There has been widespread warming near the surface of the Earth over the last fifty years and an increasing body of evidence shows that the most important contributor to this warming was human induced greenhouse gas emissions. The global-scale patterns of observed near-surface temperature changes allow a quantitative assessment of the contributions of different forcing agents to past temperature changes, including well-mixed greenhouse gases, tropospheric sulfate aerosols, and natural climate factors such as changing solar irradiance and volcanic aerosols. Distinctive temporal structures in differential warming rates between the hemispheres, between land and ocean, and between mid-and low latitudes show that greenhouse warming has been offset by cooling from aerosols. Knowledge of the contributors to past temperature change in turn provides information about likely future rates of temperature change.

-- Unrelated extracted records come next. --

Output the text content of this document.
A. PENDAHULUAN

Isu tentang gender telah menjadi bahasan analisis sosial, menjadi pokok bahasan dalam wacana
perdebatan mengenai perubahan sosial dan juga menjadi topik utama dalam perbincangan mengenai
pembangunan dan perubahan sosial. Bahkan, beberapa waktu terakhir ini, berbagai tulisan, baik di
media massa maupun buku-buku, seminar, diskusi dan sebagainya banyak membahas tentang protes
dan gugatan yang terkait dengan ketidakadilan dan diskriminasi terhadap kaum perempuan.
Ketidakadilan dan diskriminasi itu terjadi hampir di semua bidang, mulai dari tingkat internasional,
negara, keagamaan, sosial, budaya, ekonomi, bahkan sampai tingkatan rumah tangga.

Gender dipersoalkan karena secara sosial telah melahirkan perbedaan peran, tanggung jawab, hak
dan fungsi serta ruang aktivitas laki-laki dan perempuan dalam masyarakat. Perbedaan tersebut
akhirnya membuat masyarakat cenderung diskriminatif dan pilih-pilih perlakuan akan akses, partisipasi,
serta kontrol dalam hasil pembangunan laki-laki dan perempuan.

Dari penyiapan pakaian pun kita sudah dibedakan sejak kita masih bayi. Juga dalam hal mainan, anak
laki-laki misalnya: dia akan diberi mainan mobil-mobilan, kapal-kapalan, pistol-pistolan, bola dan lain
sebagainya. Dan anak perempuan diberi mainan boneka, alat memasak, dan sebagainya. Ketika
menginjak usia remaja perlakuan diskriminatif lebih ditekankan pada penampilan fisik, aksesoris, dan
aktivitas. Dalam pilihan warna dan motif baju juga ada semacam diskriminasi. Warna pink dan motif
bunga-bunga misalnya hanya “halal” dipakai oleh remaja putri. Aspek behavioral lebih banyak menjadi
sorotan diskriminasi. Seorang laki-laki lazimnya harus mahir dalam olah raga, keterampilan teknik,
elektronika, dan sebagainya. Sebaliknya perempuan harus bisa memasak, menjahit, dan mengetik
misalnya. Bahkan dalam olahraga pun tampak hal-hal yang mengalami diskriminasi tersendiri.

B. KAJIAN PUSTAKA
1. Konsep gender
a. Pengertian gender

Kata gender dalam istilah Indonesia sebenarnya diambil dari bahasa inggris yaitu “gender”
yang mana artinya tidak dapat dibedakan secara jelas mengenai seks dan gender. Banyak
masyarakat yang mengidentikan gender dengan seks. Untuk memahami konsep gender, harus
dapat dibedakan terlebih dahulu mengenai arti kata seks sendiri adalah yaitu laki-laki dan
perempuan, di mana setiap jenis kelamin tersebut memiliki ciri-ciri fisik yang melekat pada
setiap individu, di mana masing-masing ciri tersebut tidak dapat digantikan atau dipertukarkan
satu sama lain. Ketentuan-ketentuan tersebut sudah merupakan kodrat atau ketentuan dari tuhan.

As the signal of climate change strengthens and emerges at smaller scales, evidence is accumulating for a detectable anthropogenic influence on continental and sub-continental scales. As temperatures increase, the risk of extreme events also increases and a methodology has been developed for assessing the fraction of risk of such events attributable to human influence, such as the 2003 European heatwave or the exceptionally hot summer temperatures seen in the US during 2006. Difficulties remain in attributing temperature changes at smaller scales; the signal to noise is less and the credibility of models' ability to simulate small-scale features is lower than for large-scale features. Nevertheless long records in some regions, such as the Central England Temperature record, which stretches back to 1659 and is the longest continuous instrumental surface temperature series available, can help to put recent warming in a long term context and assess the ability of climate models to represent natural climate variability, against which the significance of forced climate changes can be assessed.